Darum ist es juristisch nicht ganz sauber: Im Gesetz steht nirgends, dass Konkubinatspartner einander finanziell unterstützen müssen. Trotzdem berücksichtigen die Gemeinden, gestützt auf die Empfehlung der Schweizerischen Konferenz für Sozialhilfe SKOS, bei der Berechnung der Sozialhilfe einen sogenannten «Konkubinatsbeitrag», wenn die unterstützte Person seit zwei Jahren in einer festen Beziehung lebt. Sie gehen also wie bei einem Ehepaar davon aus, dass der finanziell bessergestellte Partner für den anderen aufkommt.
Das sagen Kritiker: Ehe und Konkubinat unterscheiden sich fundamental. Bei der Ehe verpflichtet sich ein Paar formell zu gegenseitigem (finanziellem) Beistand. Dafür werden Ehepaare beim Erbrecht, den Sozialversicherungen und der beruflichen Vorsorge teilweise privilegiert.

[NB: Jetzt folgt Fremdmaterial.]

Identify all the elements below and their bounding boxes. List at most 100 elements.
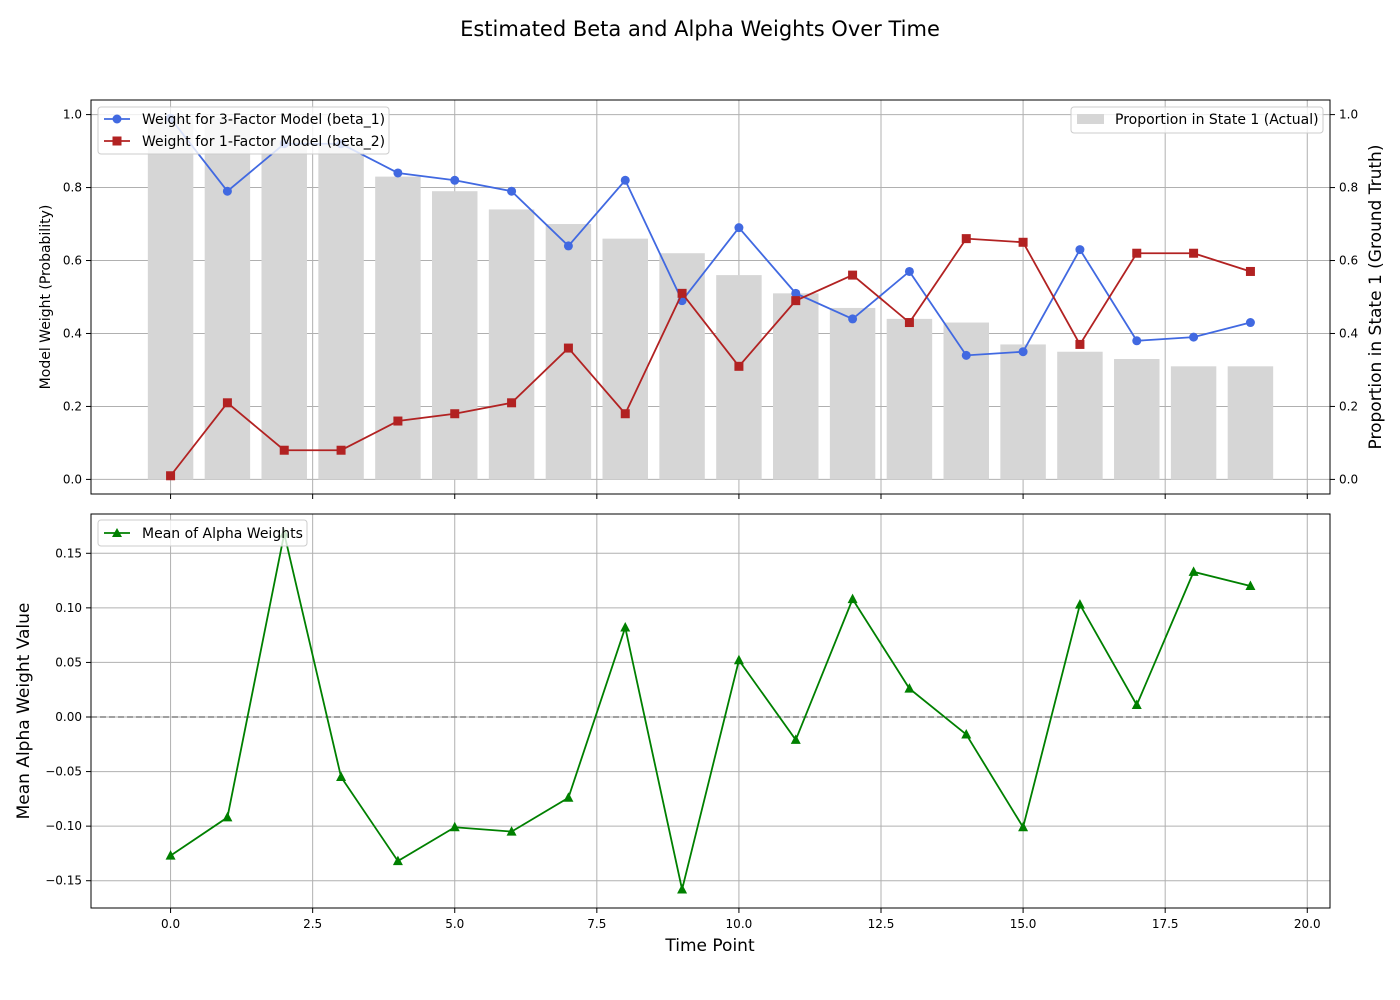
y-tick-label: 0.4: [63, 326, 82, 340]
beta1-point: [904, 266, 914, 276]
alpha-point: [847, 593, 858, 604]
alpha-point: [1131, 699, 1142, 709]
state1-bar: [1114, 359, 1160, 480]
y-tick-label: 1.0: [63, 108, 82, 122]
beta1-point: [393, 168, 403, 178]
state1-bar: [1057, 351, 1103, 480]
beta1-point: [961, 350, 971, 360]
bottom-y-label: Mean Alpha Weight Value: [14, 603, 34, 820]
legend-bars-label: Proportion in State 1 (Actual): [1115, 112, 1319, 128]
beta1-point: [1018, 347, 1028, 357]
y-tick-label: 0.15: [55, 546, 82, 560]
beta2-point: [904, 318, 914, 328]
beta2-point: [1189, 248, 1199, 258]
beta2-point: [1018, 237, 1028, 247]
top-left-legend: Weight for 3-Factor Model (beta_1) Weigh…: [97, 106, 390, 155]
state1-bar: [488, 209, 535, 480]
beta1-point: [1075, 245, 1085, 255]
bottom-grid: [91, 514, 1330, 908]
state1-bar: [1000, 344, 1046, 480]
y2-tick-label: 0.2: [1339, 399, 1358, 413]
alpha-point: [449, 821, 460, 832]
alpha-point: [904, 683, 915, 693]
top-axes-frame: [90, 99, 1331, 495]
state1-bar: [1227, 366, 1274, 480]
beta1-point: [848, 314, 858, 324]
alpha-point: [790, 734, 801, 744]
beta1-point: [563, 241, 573, 251]
beta2-point: [450, 409, 460, 419]
alpha-point: [392, 855, 403, 866]
beta2-point: [791, 296, 801, 306]
y-tick-label: 0.00: [55, 710, 82, 724]
alpha-point: [961, 728, 972, 739]
y2-tick-label: 0.6: [1339, 254, 1358, 268]
state1-bar: [602, 238, 648, 480]
beta2-point: [1245, 266, 1255, 276]
beta2-point: [393, 416, 403, 426]
state1-bar: [147, 118, 194, 480]
state1-bar: [432, 191, 478, 480]
legend-beta2-marker: [112, 136, 122, 146]
beta1-point: [1132, 336, 1142, 346]
alpha-line: [170, 533, 1251, 890]
state1-bar: [886, 318, 933, 480]
x-tick-label: 20.0: [1294, 917, 1321, 931]
beta2-point: [507, 398, 517, 408]
legend-beta1-marker: [112, 114, 122, 124]
legend-box: [97, 519, 308, 547]
alpha-point: [620, 622, 631, 632]
beta2-point: [848, 270, 858, 280]
y2-tick-label: 0.0: [1339, 472, 1358, 486]
beta1-point: [734, 223, 744, 233]
y2-tick-label: 0.8: [1339, 181, 1358, 195]
y-tick-label: 0.0: [63, 472, 82, 486]
bottom-panel: 0.0 2.5 5.0 7.5 10.0 12.5 15.0 17.5 20.0 −0.15−0…: [14, 513, 1331, 956]
top-y2-ticks: 0.0 0.2 0.4 0.6 0.8 1.0: [1330, 108, 1358, 486]
state1-bar: [943, 322, 989, 480]
alpha-point: [1245, 580, 1256, 591]
beta2-point: [1132, 248, 1142, 258]
beta2-point: [677, 288, 687, 298]
y-tick-label: 0.10: [55, 601, 82, 615]
beta2-point: [1075, 339, 1085, 349]
legend-bars-swatch: [1077, 114, 1104, 124]
x-tick-label: 15.0: [1010, 917, 1037, 931]
legend-box: [1070, 106, 1324, 134]
y2-tick-label: 1.0: [1339, 108, 1358, 122]
alpha-point: [506, 826, 517, 836]
alpha-point: [733, 654, 744, 665]
bottom-legend: Mean of Alpha Weights: [97, 519, 308, 547]
alpha-point: [222, 811, 233, 822]
alpha-point: [563, 792, 574, 802]
y-tick-label: −0.10: [45, 819, 82, 833]
x-tick-label: 12.5: [868, 917, 895, 931]
legend-alpha-marker: [112, 528, 122, 537]
bottom-axes-frame: [90, 513, 1331, 909]
state1-bar: [318, 143, 364, 480]
y2-tick-label: 0.4: [1339, 326, 1358, 340]
beta1-point: [450, 175, 460, 185]
legend-beta1-label: Weight for 3-Factor Model (beta_1): [142, 112, 385, 128]
beta1-point: [507, 186, 517, 196]
beta1-point: [1189, 332, 1199, 342]
top-y-ticks: 0.0 0.2 0.4 0.6 0.8 1.0: [63, 108, 91, 486]
bottom-y-ticks: −0.15 −0.10 −0.05 0.00 0.05 0.10 0.15: [45, 546, 91, 888]
figure-title: Estimated Beta and Alpha Weights Over Ti…: [460, 17, 940, 41]
state1-bar: [204, 118, 251, 480]
legend-alpha-label: Mean of Alpha Weights: [142, 526, 303, 542]
beta2-point: [620, 409, 630, 419]
top-right-legend: Proportion in State 1 (Actual): [1070, 106, 1324, 134]
x-tick-label: 0.0: [161, 917, 180, 931]
beta1-point: [791, 288, 801, 298]
state1-bar: [375, 176, 421, 480]
beta1-point: [1245, 318, 1255, 328]
x-axis-label: Time Point: [664, 936, 755, 956]
y-tick-label: 0.8: [63, 181, 82, 195]
beta2-point: [961, 234, 971, 244]
state1-bar: [1170, 366, 1217, 480]
top-y-label: Model Weight (Probability): [38, 205, 54, 390]
y-tick-label: 0.2: [63, 399, 82, 413]
alpha-point: [165, 850, 176, 860]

Beim Konkubinat hingegen sieht das Gesetz weder Rechte noch Pflichten vor. Wenn nun den Konkubinatspaaren bei der Sozialhilfe eheliche Pflichten auferlegt werden, ohne dass sie in den Genuss der Rechte kommen, dann ist dies problematisch. Zudem ist ein Konkubinat im Unterschied zur Ehe nicht klar feststellbar: So kommt es oft vor, dass die Sozialhilfe zwei WG-Partner kurzerhand zum Paar erklärt.
So reagieren die Paare: Laut der Unabhängigen Fachstelle für Sozialhilferecht UFS ist der Konkubinatsbeitrag in der Beratung ein Dauerbrenner. Die Paare seien völlig überrascht, wie verbindlich ihre Beziehung für die Behörden sei. Im Unterschied zu einem Ehepaar haben sie sich nie formell das Ja-Wort gegeben. Durch das Erzwingen von gegenseitigen Unterstützungspflichten werde das Konkubinat eines seiner Hauptmerkmale beraubt, sagt Tobias Hobi von der UFS. Manche zögen deshalb aus der gemeinsamen Wohnung wieder aus.
Zwei Fälle sind aktuell vor Schweizer Gerichten hängig. Erster Fall: Das Verwaltungsgericht des Kantons Aargau wird voraussichtlich über einen Fall urteilen, in dem ein berufstätiger Mann gezwungen wird, in eine billigere Wohnung zu ziehen, damit er seiner Freundin den Lebensunterhalt bezahlen kann, den die Gemeinde nicht tragen will.
Zweiter Fall: Das Bundesgericht wird sich mit der Frage befassen müssen, ob eine Gemeinde zu Recht von einem Mann verlangt hat, seinen Lebensunterhalt aus der IV-Rente und den Ergänzungsleisten seiner Freundin und ihrer beiden Kinder finanzieren zu lassen. Die Gemeinde bezahlte dem Mann zunächst nur 60 Franken Sozialhilfe pro Monat.
Die SKOS sieht Handlungsbedarf: Das Thema beschäftige die SKOS schon seit Jahren, es gebe immer wieder Fälle, bei denen die jetzige Regelung Fragen aufwerfe. Im Rahmen der laufenden Richtlinienrevision werden die Regelungen zum Konkubinatsbeitrag deshalb überarbeitet; die Empfehlung soll bis 2027 angepasst werden.